Tudo começou em finais de Abril quando a Câmara de Castelo Branco comprou 5000 testes à Hemobiolab – Laboratório de Análises Clínicas para detectar quem já tinha sido exposto ao vírus SARS-CoV-2. Destes, a autarquia destinou, gratuitamente, 1782 para professores e funcionários das escolas do concelho e do Instituto Politécnico de Castelo Branco (IPCB). Todos estes resultados foram comunicados pelo laboratório ao município, que, por sua vez, contactou individualmente os funcionários cujos testes detectaram ter havido contacto com o novo coronavírus.
No caso do politécnico foi o próprio instituto que, após ter recebido da câmara os resultados, comunicou aos profissionais se já tinham sido expostos ao SARS-CoV-2.

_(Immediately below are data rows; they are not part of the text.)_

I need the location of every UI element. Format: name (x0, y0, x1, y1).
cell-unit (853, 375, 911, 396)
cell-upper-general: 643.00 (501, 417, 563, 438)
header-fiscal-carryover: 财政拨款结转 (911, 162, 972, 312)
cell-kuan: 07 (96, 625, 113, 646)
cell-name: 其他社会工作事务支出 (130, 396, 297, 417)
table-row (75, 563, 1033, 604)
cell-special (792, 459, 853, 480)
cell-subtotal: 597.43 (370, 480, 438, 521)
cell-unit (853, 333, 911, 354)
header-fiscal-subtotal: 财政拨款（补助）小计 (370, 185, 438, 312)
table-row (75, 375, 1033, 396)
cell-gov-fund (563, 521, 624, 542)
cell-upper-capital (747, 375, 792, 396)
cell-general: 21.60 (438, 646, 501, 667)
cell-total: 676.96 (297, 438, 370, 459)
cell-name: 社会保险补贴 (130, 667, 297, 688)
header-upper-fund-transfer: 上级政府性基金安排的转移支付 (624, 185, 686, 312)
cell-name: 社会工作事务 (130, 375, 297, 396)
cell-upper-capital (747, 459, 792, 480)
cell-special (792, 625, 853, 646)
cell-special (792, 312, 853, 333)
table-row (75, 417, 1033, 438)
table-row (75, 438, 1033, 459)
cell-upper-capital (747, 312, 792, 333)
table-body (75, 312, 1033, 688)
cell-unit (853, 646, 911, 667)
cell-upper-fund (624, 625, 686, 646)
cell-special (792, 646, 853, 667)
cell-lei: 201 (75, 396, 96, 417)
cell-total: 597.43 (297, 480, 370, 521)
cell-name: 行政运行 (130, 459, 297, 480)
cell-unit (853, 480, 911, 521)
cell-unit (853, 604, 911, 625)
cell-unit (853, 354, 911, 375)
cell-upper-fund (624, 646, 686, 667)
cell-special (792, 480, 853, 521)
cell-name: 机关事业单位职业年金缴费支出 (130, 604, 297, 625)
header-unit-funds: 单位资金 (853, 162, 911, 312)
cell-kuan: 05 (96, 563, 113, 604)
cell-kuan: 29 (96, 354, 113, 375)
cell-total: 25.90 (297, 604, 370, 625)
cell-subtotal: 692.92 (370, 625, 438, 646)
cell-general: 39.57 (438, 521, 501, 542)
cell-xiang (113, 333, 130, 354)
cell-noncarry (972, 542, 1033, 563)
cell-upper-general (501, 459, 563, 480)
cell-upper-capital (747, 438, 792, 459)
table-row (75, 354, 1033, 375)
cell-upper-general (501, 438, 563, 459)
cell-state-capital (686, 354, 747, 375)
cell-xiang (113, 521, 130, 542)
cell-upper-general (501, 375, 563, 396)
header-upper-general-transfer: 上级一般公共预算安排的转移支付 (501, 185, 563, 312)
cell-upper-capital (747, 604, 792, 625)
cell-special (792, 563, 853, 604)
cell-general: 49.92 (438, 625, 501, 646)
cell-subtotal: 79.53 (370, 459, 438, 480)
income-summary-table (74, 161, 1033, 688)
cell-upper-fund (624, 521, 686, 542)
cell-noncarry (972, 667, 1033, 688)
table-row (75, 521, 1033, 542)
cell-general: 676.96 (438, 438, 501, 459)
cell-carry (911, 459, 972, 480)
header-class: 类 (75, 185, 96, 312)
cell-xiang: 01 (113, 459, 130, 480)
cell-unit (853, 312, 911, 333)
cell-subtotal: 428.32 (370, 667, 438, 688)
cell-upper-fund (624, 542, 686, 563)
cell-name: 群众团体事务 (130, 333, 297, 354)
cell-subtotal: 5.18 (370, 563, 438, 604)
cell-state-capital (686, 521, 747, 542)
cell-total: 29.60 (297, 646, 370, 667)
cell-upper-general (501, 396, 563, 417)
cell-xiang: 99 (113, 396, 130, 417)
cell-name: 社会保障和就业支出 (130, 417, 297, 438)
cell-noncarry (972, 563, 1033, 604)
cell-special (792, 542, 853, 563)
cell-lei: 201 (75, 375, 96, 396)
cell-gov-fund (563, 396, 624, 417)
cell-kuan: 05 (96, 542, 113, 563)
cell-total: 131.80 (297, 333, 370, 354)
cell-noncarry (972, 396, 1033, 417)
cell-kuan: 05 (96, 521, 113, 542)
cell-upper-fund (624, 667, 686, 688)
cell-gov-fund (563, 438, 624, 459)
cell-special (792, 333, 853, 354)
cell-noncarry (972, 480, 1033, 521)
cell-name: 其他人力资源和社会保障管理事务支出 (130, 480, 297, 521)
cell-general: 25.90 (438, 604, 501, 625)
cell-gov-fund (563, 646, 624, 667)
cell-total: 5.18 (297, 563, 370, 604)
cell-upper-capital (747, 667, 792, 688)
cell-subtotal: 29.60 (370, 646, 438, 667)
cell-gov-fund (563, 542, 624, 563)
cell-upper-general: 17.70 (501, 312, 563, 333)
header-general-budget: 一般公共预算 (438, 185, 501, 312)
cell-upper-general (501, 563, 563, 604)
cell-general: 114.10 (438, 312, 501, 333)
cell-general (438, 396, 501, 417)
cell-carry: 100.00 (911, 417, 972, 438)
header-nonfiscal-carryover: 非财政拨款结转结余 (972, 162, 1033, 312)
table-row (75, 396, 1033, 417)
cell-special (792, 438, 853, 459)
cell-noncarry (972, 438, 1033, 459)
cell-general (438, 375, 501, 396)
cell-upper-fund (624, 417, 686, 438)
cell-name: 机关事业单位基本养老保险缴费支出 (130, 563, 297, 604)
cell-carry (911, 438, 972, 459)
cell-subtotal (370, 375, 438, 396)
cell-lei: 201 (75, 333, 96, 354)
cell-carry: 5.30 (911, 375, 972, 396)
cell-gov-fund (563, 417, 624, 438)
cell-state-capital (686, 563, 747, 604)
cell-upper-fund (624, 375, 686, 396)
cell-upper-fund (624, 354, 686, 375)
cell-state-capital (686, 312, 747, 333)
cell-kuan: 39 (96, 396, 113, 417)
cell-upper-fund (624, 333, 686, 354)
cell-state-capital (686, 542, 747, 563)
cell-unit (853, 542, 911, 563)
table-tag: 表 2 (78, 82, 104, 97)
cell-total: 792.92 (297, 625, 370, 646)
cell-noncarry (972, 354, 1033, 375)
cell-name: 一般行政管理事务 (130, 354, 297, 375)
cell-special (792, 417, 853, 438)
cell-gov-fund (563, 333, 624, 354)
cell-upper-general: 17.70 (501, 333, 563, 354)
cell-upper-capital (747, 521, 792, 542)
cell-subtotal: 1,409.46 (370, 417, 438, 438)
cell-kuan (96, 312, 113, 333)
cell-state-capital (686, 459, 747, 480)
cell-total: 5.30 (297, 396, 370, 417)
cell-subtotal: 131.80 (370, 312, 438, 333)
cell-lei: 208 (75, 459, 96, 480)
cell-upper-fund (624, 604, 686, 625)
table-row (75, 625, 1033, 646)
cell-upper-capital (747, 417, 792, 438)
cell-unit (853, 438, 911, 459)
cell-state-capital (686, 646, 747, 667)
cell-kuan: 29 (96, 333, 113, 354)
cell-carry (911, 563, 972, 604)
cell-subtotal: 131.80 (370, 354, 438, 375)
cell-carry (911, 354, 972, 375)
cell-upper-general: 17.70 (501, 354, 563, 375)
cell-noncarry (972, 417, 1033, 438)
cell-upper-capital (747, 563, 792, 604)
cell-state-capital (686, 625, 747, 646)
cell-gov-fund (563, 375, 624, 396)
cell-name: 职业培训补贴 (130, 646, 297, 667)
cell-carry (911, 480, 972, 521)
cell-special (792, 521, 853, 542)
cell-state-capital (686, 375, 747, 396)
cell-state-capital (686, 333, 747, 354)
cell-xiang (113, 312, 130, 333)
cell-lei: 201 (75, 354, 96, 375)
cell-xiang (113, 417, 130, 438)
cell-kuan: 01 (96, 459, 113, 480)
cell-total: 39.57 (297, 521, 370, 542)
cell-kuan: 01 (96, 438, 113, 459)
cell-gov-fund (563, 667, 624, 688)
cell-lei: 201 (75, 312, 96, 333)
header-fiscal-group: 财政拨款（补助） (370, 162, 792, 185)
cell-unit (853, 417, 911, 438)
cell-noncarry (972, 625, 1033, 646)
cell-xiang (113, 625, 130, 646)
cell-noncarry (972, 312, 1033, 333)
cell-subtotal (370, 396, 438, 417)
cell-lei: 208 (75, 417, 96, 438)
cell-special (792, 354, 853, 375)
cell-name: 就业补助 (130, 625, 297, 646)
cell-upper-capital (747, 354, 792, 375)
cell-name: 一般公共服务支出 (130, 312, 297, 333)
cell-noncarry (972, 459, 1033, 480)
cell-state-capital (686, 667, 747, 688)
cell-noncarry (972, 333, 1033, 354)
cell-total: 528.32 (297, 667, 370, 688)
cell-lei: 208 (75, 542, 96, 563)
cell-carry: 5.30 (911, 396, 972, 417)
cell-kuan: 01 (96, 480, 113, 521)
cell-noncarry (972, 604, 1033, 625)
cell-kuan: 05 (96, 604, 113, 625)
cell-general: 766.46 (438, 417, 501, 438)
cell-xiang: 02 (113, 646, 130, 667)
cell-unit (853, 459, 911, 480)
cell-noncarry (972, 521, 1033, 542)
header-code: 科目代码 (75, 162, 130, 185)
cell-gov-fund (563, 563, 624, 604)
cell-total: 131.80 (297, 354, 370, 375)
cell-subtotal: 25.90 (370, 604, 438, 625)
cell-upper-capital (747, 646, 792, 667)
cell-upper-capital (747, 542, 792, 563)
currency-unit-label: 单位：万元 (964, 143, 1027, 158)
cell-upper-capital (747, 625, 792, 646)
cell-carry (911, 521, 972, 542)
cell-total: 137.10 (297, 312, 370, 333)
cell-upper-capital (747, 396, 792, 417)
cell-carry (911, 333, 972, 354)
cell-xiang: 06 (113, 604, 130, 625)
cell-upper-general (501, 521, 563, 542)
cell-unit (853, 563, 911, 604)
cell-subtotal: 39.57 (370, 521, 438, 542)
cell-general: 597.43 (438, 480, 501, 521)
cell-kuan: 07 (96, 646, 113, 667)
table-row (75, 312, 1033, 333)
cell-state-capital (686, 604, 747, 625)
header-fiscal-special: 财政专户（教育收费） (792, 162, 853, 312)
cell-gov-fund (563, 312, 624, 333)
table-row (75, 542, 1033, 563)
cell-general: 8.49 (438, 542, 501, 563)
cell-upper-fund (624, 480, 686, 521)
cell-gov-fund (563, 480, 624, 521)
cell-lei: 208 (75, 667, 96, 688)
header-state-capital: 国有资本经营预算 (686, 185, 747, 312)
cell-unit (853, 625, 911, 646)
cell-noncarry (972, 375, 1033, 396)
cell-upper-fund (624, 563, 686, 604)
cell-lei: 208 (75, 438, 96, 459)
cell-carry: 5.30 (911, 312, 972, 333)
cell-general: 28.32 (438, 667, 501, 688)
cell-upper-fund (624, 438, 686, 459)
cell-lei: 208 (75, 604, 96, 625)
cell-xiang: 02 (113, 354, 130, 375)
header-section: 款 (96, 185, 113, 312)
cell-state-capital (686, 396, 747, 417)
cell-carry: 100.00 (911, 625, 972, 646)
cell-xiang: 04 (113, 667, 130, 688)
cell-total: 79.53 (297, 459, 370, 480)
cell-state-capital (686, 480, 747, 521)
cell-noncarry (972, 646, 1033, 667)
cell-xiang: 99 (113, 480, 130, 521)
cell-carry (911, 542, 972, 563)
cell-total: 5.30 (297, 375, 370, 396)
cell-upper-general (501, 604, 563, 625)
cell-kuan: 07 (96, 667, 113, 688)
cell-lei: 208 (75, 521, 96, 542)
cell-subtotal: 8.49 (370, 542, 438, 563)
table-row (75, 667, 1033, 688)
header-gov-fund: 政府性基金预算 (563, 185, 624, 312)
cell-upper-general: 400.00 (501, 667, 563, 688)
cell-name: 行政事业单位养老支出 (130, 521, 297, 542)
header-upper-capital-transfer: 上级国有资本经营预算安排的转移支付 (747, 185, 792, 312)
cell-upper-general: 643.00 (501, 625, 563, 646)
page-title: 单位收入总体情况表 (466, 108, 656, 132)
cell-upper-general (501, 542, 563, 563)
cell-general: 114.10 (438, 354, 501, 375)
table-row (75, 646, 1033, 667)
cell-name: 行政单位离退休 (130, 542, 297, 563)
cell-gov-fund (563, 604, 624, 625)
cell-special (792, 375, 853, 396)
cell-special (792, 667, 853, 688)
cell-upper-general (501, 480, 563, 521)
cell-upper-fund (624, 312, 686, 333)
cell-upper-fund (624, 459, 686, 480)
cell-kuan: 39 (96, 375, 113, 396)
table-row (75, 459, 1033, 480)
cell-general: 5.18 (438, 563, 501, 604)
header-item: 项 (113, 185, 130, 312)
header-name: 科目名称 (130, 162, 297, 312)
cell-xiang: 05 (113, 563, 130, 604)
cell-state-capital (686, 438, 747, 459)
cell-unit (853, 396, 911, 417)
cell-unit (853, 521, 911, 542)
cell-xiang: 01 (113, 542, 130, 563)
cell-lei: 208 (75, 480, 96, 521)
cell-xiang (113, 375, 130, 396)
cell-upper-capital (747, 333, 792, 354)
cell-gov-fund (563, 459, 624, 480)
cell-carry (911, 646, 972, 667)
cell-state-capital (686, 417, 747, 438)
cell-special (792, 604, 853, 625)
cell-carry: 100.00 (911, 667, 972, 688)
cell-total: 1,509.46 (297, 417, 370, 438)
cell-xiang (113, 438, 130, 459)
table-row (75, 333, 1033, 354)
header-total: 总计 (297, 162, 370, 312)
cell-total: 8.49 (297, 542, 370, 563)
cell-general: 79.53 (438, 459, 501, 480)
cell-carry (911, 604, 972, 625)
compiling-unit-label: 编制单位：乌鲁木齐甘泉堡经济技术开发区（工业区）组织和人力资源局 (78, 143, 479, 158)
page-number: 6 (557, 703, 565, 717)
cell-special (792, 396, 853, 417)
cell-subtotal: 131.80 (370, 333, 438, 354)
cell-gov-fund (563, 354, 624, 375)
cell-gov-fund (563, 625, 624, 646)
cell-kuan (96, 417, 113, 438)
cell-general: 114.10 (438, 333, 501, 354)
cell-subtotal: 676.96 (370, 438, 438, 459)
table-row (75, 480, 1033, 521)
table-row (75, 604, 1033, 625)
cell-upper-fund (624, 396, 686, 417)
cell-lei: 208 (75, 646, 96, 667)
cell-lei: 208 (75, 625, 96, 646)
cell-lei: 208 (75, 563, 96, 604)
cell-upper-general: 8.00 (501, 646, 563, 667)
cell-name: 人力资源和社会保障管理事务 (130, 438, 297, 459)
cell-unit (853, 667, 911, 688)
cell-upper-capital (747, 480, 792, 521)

A autarquia, sem responder se este processo põe em causa o sigilo médico, confirmou ao PÚBLICO o procedimento. “Os resultados dos testes que mostraram ter havido contacto com o novo coronavírus têm sido comunicados pela câmara municipal directamente a cada pessoa, de forma individual e sigilosa. No caso do IPCB, a autarquia comunicou ao mesmo os resultados, o qual informou os seus colaboradores”, afirma o município.
Para justificar a opção, a autarquia adianta: “Os testes serológicos têm sido realizados no âmbito de rastreios populacionais e não por prescrição clínica, sendo, como tal, os resultados dos mesmos comunicados à entidade responsável pelo rastreio, a autarquia.”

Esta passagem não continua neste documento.